Draußen war ein Schuss gefallen!
    Sabine Kaufmann packte den Mann am Schlafittchen und trieb ihn vor sich her in Richtung Ausgang. Vor ihren Augen spielte sich eine Action-Sequenz nach der anderen ab,
Stirb langsam, Lethal Weapon, Departed
 … Bilder, wie man sie zwangsläufig kannte, wenn der Lebensgefährte auf Actionfilme und Popcornkino stand. Die meisten Szenarien endeten mit einem blutüberströmten Bösewicht, der seinen letzten Atemzug aushauchte. Doch im heutigen Drehbuch war kein Happy End vorgesehen.
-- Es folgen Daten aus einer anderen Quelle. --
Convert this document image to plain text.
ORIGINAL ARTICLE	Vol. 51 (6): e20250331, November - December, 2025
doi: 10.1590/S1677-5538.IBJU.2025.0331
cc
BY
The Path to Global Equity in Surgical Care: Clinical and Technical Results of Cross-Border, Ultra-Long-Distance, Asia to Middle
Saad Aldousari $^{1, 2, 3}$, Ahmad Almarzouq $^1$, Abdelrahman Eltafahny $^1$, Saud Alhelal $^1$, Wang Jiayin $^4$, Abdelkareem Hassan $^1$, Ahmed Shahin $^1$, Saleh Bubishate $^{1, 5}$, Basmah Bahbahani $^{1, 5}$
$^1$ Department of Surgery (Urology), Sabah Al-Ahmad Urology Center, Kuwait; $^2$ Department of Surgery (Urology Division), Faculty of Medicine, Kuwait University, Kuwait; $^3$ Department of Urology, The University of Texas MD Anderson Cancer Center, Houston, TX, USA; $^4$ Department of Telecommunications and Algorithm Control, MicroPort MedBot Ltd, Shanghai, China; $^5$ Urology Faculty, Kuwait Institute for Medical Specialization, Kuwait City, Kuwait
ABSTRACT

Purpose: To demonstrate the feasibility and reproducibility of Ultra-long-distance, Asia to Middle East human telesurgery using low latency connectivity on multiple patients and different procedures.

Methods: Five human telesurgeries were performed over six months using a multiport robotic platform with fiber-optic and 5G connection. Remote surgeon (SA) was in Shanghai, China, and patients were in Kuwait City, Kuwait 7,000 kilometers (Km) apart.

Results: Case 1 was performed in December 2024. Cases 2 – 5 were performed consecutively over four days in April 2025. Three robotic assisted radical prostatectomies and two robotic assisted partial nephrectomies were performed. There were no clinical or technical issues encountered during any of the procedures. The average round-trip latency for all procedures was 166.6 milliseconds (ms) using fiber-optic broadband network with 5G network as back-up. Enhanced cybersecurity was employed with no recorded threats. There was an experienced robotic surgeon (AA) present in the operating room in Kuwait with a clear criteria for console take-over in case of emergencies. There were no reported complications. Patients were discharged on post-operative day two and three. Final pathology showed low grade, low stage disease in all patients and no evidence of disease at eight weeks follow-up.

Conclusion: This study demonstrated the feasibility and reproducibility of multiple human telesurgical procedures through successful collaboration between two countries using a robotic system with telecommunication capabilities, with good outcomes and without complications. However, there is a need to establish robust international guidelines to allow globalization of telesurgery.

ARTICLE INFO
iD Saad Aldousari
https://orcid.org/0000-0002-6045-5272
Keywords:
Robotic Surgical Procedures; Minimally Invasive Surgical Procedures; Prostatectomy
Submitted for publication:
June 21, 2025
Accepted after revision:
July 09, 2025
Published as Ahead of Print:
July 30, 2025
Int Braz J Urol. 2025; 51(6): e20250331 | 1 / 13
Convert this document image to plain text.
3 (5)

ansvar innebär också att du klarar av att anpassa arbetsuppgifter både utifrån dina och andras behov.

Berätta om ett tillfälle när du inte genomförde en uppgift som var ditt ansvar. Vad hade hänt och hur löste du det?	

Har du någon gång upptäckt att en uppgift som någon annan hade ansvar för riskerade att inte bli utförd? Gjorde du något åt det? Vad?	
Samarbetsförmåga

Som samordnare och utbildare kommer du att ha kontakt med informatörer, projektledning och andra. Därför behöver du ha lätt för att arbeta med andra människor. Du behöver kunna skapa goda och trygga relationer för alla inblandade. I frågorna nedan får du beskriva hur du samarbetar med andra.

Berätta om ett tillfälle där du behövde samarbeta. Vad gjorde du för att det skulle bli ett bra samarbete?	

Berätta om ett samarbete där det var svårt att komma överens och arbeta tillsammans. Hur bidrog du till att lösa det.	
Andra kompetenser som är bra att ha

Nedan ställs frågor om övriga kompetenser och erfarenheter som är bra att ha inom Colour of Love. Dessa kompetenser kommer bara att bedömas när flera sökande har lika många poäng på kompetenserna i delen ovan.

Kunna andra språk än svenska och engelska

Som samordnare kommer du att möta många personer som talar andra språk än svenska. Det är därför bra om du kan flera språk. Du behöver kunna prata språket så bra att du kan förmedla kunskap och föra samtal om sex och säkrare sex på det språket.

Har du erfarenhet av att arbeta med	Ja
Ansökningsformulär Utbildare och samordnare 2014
    Auf dem mit Flecken übersäten, zerschlissenen Teppichboden, die Schuhe noch auf dem Fußabtreter liegend, lag Heiko Schultz. Sabine schluckte. An seinem Kopf kniete Petra. Sie brauchte nichts zu erklären, Sabine zählte eins und eins zusammen. Die Wunde, die auf der Brust des massigen Körpers klaffte, stieß pulsierende Schwalle hellroten Blutes aus. Petras Hand lag darauf gepresst, vermochte aber die Kaskaden nicht zu stoppen. Nur sanft hob und senkte sich Heikos Brustkorb, die Pausen zwischen zwei Atemzügen wurden immer länger.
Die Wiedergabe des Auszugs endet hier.